Один из советников короля поднялся и начал говорить. В комнате воцарилась тишина. Прислушавшись, Смит понял, что эта речь не что иное, как горячий призыв против иноземных пришельцев и воинственное требование сбросить их в море. Ему показалось, что раз-другой он уловил слово «Роанок» и несколько раз расслышал «Чесапик» и «чикахомини». Затем оратор перешел к изложению мировоззрения народа паухэтанов. Высидев множество речей за долгие недели пребывания в плену, Смит знал, что выступающий может говорить часами и при этом владеть вниманием слушателей.

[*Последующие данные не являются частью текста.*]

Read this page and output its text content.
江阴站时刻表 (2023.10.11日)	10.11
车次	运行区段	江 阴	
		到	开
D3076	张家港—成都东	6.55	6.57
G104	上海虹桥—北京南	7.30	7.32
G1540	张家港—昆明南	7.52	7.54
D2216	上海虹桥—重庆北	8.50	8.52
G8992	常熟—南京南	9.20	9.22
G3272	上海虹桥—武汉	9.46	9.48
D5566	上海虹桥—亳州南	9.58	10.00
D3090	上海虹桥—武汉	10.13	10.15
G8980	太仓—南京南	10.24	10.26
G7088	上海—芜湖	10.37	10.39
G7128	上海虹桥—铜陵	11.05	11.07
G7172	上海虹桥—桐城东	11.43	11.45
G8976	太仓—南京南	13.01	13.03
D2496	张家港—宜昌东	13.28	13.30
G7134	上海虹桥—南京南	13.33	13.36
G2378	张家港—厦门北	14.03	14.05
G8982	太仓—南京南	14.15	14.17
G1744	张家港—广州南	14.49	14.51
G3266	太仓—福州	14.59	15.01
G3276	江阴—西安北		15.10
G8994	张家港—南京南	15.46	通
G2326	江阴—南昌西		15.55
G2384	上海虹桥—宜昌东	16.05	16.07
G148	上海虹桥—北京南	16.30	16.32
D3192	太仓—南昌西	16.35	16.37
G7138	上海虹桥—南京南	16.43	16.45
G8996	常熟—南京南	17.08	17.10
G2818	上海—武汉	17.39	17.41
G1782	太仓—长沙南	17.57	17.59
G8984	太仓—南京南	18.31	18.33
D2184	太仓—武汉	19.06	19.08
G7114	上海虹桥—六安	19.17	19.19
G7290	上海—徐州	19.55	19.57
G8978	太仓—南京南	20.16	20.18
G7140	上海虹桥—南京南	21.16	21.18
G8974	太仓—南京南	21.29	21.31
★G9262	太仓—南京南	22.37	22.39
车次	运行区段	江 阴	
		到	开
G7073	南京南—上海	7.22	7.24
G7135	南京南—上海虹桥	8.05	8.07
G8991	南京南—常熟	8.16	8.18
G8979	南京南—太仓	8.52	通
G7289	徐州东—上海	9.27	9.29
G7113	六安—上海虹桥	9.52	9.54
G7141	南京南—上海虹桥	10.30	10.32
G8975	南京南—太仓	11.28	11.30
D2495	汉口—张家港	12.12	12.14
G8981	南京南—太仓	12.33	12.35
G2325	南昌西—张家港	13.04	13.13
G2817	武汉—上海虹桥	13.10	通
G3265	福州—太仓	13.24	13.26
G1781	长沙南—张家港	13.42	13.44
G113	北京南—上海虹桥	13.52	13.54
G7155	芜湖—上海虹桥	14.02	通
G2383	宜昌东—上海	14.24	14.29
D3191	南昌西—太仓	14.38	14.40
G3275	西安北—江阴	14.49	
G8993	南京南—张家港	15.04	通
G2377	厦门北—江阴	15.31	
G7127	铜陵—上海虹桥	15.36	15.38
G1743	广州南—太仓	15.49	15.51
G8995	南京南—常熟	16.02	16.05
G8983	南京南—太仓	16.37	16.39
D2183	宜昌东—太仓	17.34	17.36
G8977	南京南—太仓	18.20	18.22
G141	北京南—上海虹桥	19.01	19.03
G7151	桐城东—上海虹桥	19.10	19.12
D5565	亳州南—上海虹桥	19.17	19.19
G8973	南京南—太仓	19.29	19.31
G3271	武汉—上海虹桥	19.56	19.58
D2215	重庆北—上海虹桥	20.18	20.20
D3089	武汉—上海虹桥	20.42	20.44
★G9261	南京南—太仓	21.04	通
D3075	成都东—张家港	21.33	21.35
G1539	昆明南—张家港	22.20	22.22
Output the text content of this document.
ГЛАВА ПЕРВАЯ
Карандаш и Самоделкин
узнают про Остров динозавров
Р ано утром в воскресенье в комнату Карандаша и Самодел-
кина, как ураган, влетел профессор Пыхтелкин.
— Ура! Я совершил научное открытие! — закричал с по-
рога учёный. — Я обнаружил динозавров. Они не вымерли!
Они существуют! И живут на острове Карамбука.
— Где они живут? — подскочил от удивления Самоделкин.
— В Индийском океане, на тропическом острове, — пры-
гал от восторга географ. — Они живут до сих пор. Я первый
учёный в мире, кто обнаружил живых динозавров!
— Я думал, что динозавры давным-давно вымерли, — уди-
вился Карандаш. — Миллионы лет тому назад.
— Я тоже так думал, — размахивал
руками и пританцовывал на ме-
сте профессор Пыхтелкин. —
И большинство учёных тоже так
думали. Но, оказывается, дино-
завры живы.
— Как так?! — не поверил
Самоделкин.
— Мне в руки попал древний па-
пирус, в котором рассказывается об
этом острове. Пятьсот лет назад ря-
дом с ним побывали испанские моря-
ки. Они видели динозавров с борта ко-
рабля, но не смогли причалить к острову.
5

Смит то и дело обводил глазами большое помещение, надеясь увидеть, что Покахонтас присоединилась к торжеству. Ее отсутствие казалось зловещим. Он клял себя за то, что ищет ее, и, не найдя, погружался в беспросветное отчаяние. Он вроде бы увидел двух ее братьев, Памоуика и Секотина, но здесь они ни за что не ответят ни на какое его приветствие. Смит мог представить, какому давлению подверглась Покахонтас, вернувшись к отцу, в его королевство. Она обладала властью в мире паухэтанов, но была еще молода и уступчива. Понимая это, все равно, он не мог не чувствовать себя покинутым и, что еще хуже, разочарованным.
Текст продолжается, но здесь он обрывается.